Aster tidak memahami maksud perkataannya. Ia mendekati saudara perempuannya yang sudah dua tahun hidup di tanah orang dengan dirinya.
"Bukan begitu maksudku."
"Terus apa?" tanya Aster yang masih sibuk dengan sepatunya.
"Uwak pulang ke rumah yang sebenarnya." Kepala laki-laki itu menunduk. Sepasang matanya berkaca-kaca. Ia tak pernah semuram ini ketika membicarakan kepulangan Uwak. Hal ini seharusnya tidak akan pernah terjadi seandainya kepulangan Uwak tidak mengandung makna lain.

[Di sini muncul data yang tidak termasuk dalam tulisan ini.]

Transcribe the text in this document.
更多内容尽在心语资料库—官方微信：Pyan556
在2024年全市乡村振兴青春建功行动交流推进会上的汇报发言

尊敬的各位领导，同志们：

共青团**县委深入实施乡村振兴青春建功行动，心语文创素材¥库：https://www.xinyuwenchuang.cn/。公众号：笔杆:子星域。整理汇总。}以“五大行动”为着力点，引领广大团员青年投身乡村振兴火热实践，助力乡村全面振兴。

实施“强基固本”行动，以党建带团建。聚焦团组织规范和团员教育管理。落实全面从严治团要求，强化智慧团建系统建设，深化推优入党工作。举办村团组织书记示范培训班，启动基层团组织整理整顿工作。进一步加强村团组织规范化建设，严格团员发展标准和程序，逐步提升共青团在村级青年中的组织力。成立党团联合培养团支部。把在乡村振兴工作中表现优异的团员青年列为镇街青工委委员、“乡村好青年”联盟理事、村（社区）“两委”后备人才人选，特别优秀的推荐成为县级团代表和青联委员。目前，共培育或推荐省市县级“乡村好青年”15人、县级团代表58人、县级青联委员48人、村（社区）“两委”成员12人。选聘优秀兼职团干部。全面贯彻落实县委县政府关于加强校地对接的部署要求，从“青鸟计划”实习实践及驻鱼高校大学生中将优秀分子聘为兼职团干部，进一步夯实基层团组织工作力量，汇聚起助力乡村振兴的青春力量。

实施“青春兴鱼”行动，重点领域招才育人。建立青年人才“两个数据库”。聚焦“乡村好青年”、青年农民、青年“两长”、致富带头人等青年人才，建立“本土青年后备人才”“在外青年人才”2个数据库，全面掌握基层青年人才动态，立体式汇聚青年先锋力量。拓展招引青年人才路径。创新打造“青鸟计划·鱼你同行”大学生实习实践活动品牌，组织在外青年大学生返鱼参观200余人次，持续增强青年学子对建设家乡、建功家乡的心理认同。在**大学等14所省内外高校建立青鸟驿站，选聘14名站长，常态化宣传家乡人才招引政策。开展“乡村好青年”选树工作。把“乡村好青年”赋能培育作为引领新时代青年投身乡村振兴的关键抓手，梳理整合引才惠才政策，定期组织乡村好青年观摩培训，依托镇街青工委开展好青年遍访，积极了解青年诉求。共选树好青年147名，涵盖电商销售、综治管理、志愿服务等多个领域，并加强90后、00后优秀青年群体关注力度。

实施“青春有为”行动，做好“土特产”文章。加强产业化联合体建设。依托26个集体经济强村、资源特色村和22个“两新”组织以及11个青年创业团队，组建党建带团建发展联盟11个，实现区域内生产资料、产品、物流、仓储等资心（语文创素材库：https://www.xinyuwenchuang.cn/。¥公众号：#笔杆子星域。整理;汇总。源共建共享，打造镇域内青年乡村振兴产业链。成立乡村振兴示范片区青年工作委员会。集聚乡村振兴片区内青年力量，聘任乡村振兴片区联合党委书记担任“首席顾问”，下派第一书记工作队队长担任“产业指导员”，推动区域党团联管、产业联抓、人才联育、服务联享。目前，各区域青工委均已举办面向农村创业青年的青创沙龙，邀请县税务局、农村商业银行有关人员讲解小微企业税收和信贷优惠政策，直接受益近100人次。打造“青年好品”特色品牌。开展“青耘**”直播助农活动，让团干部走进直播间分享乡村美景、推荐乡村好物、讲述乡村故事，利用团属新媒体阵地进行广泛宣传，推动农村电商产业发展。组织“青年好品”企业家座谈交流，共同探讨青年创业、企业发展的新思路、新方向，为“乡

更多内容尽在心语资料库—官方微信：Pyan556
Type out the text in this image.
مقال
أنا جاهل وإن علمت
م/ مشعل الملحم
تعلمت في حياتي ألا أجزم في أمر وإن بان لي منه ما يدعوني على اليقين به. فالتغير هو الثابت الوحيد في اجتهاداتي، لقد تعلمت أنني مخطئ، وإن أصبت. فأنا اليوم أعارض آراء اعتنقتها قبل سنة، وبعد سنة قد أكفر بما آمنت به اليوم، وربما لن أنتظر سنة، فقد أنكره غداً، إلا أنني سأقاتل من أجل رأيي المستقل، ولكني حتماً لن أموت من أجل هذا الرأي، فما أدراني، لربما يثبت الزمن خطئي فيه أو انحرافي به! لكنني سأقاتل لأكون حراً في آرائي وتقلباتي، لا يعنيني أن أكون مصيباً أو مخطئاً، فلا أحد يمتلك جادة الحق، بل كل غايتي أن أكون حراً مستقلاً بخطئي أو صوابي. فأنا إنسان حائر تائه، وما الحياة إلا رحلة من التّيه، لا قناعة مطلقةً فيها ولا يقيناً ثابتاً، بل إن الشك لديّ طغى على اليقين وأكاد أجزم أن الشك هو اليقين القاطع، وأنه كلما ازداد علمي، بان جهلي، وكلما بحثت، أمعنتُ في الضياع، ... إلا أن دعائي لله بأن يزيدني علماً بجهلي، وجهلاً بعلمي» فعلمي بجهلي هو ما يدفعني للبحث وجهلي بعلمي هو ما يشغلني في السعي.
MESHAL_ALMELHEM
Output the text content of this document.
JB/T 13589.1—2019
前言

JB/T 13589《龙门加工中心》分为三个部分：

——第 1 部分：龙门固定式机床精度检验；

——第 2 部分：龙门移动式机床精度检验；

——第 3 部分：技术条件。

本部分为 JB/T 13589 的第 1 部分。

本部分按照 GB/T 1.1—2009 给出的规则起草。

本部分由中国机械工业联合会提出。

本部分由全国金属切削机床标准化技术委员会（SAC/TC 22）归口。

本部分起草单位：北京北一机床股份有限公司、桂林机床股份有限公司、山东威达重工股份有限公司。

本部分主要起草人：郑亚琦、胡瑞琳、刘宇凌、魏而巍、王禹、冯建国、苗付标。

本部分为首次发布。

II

Jantung Aster berhenti berdetak. Ia membalikkan badan. Melihat laki-laki di depannya menunduk dengan mata berair. Di posisi seperti ini, ia bersyukur karena tinggi badannya tidak setinggi badan laki-laki tersebut, sehingga ia masih bisa melihat mata dengan sorot yang suram.
"Maksudnya?"
Menarik nafas dalam-dalam, dan memberanikan menatap saudara perempuan yang menjadi alasannya di sini, laki-laki itu terpaksa mengatakan dua kata yang tak ingin didengar oleh mereka yang dekat dengan Uwak.